Straordinaria è la bellezza di Gesù e di Maria, rivestita con abiti dai colori tradizionali: il rosso della veste, l’azzurro del manto e il bianco del velo. L’artista, però, di fronte alla tradizione non si limita a ripetere, ma tende a rinnovare, per collocare la tradizione all’interno del linguaggio contemporaneo e così darle nuova linfa. In tal modo neppure la tradizione lauretana viene dimenticata, ma rinnovata: infatti la posizione delle gambe e dei piedi di Maria, molto instabile, come se lei fosse giunta in volo in quel momento, ricorda appunto il volo della Santa Casa sulle colline marchigiane.
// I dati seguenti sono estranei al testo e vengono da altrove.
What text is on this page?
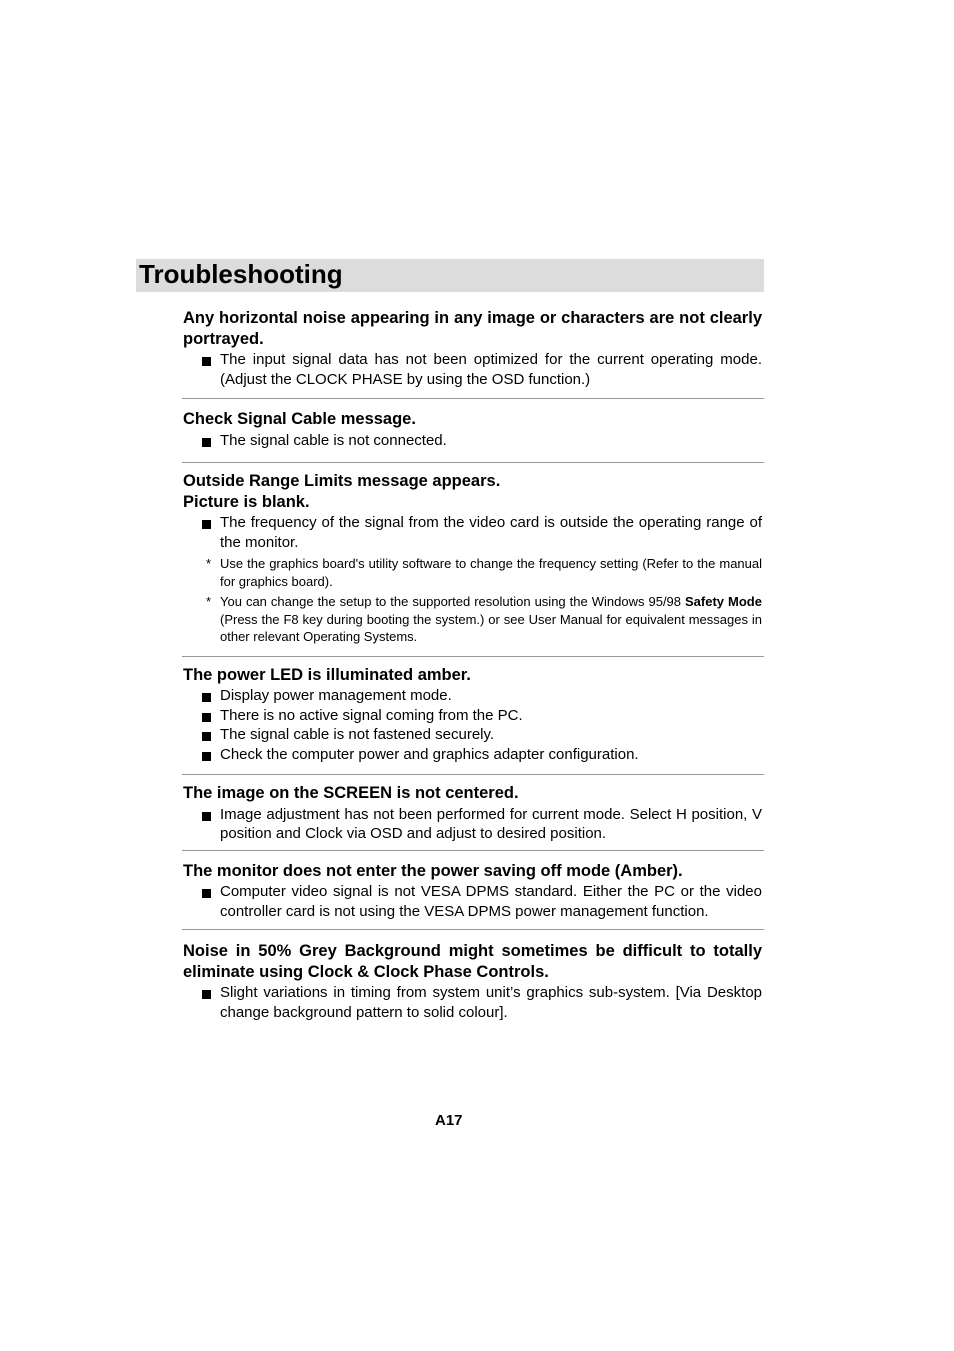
Troubleshooting

Any horizontal noise appearing in any image or characters are not clearly portrayed.

The input signal data has not been optimized for the current operating mode. (Adjust the CLOCK PHASE by using the OSD function.)

Check Signal Cable message.

The signal cable is not connected.

Outside Range Limits message appears.

Picture is blank.

The frequency of the signal from the video card is outside the operating range of the monitor.
* Use the graphics board's utility software to change the frequency setting (Refer to the manual for graphics board).
* You can change the setup to the supported resolution using the Windows 95/98 Safety Mode (Press the F8 key during booting the system.) or see User Manual for equivalent messages in other relevant Operating Systems.

The power LED is illuminated amber.

Display power management mode.
There is no active signal coming from the PC.
The signal cable is not fastened securely.
Check the computer power and graphics adapter configuration.

The image on the SCREEN is not centered.

Image adjustment has not been performed for current mode. Select H position, V position and Clock via OSD and adjust to desired position.

The monitor does not enter the power saving off mode (Amber).

Computer video signal is not VESA DPMS standard. Either the PC or the video controller card is not using the VESA DPMS power management function.

Noise in 50% Grey Background might sometimes be difficult to totally eliminate using Clock & Clock Phase Controls.

Slight variations in timing from system unit’s graphics sub-system. [Via Desktop change background pattern to solid colour].
A17
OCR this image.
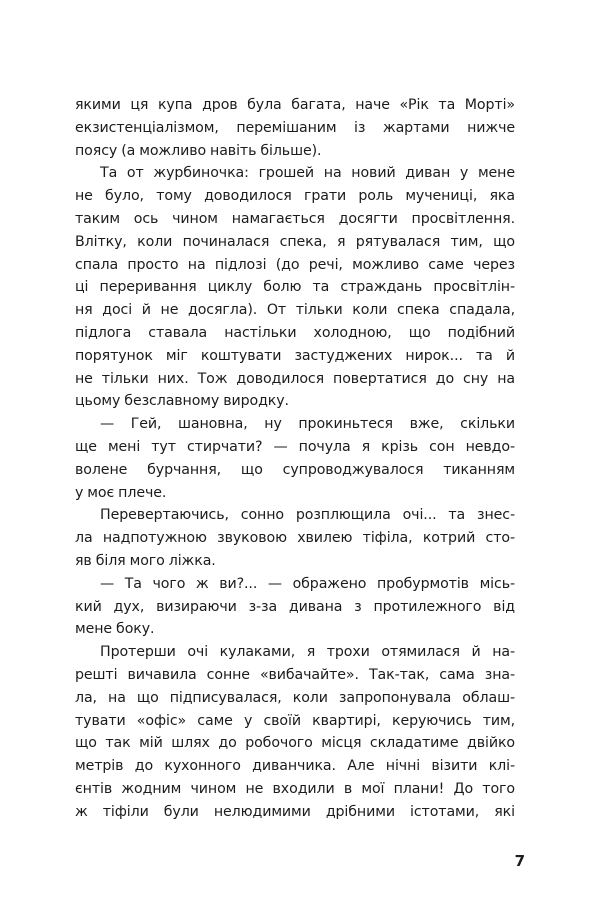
якими ця купа дров була багата, наче «Рік та Морті»
екзистенціалізмом, перемішаним із жартами нижче
поясу (а можливо навіть більше).
Та от журбиночка: грошей на новий диван у мене
не було, тому доводилося грати роль мучениці, яка
таким ось чином намагається досягти просвітлення.
Влітку, коли починалася спека, я рятувалася тим, що
спала просто на підлозі (до речі, можливо саме через
ці переривання циклу болю та страждань просвітлін-
ня досі й не досягла). От тільки коли спека спадала,
підлога ставала настільки холодною, що подібний
порятунок міг коштувати застуджених нирок... та й
не тільки них. Тож доводилося повертатися до сну на
цьому безславному виродку.
— Гей, шановна, ну прокиньтеся вже, скільки
ще мені тут стирчати? — почула я крізь сон невдо-
волене бурчання, що супроводжувалося тиканням
у моє плече.
Перевертаючись, сонно розплющила очі... та знес-
ла надпотужною звуковою хвилею тіфіла, котрий сто-
яв біля мого ліжка.
— Та чого ж ви?... — ображено пробурмотів місь-
кий дух, визираючи з-за дивана з протилежного від
мене боку.
Протерши очі кулаками, я трохи отямилася й на-
решті вичавила сонне «вибачайте». Так-так, сама зна-
ла, на що підписувалася, коли запропонувала облаш-
тувати «офіс» саме у своїй квартирі, керуючись тим,
що так мій шлях до робочого місця складатиме двійко
метрів до кухонного диванчика. Але нічні візити клі-
єнтів жодним чином не входили в мої плани! До того
ж тіфіли були нелюдимими дрібними істотами, які
7
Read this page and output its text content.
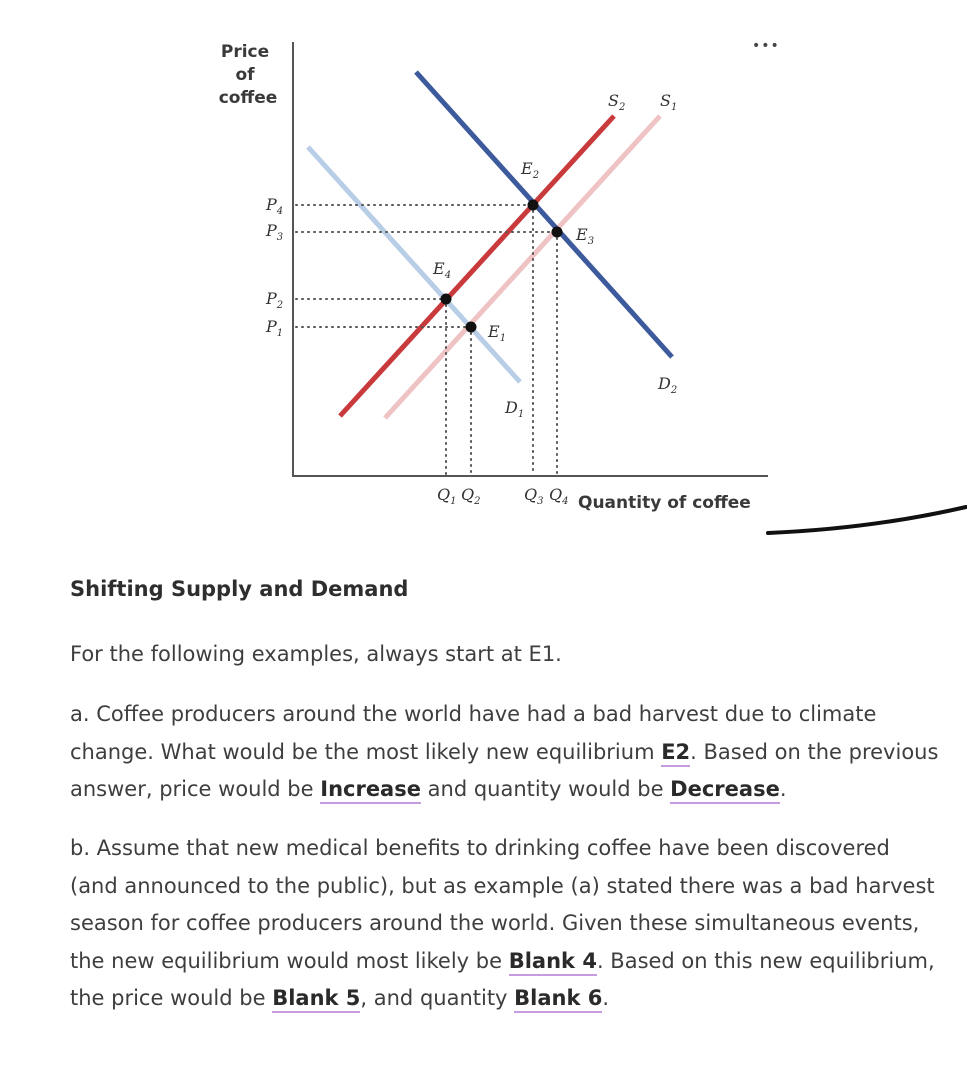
Price of coffee
Quantity of coffee
$P_4$
$P_3$
$P_2$
$P_1$
$Q_1$ $Q_2$	$Q_3$ $Q_4$
$S_2$ $S_1$
$D_1$
$D_2$
$E_1$
$E_2$
$E_3$
$E_4$
•••
Shifting Supply and Demand

For the following examples, always start at E1.

a. Coffee producers around the world have had a bad harvest due to climate change. What would be the most likely new equilibrium E2. Based on the previous answer, price would be Increase and quantity would be Decrease.

b. Assume that new medical benefits to drinking coffee have been discovered (and announced to the public), but as example (a) stated there was a bad harvest season for coffee producers around the world. Given these simultaneous events, the new equilibrium would most likely be Blank 4. Based on this new equilibrium, the price would be Blank 5, and quantity Blank 6.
Questo senso di movimento è ulteriormente evidenziato dall’insieme della composizione, che si svolge lungo alcune linee principali: una linea diagonale che parte dalla testa del Bambino, continua lungo il corpo e la gamba sinistra, si congiunge alle mani dell’uomo inginocchiato e si conclude al piede destro di quest’ultimo, attraversando praticamente tutto il quadro; a questa linea fanno da contrappunto quelle dei due bastoni dei pellegrini, che si svolgono in direzione opposta; infine le due linee rette formate dalla soglia e dallo stipite completano il movimento formando quasi un ventaglio. Pertanto questo che può sembrare uno spazio angusto (e molto piccola è anche la Cappella Cavalletti) grazie al dinamismo delle linee compositive tende a dilatarsi, comunicando all’osservatore un senso di libertà, di apertura, di gioia.
A distanza di quattro secoli, noi contempliamo questo capolavoro e vi scorgiamo la manifestazione non solo della bellezza stilistica, ma anche e soprattutto di quella profonda comunione che unisce la Madre di Gesù a tutti noi.
Viandanti e pellegrini «in questa valle di lacrime», esuli dalla nostra vera patria, soprattutto nell’anno del Giubileo invochiamo Maria che, nella realtà di tutti i giorni, ci venga incontro alla porta della sua casa e ci conceda di abitare per sempre con lei e con il suo figlio Gesù.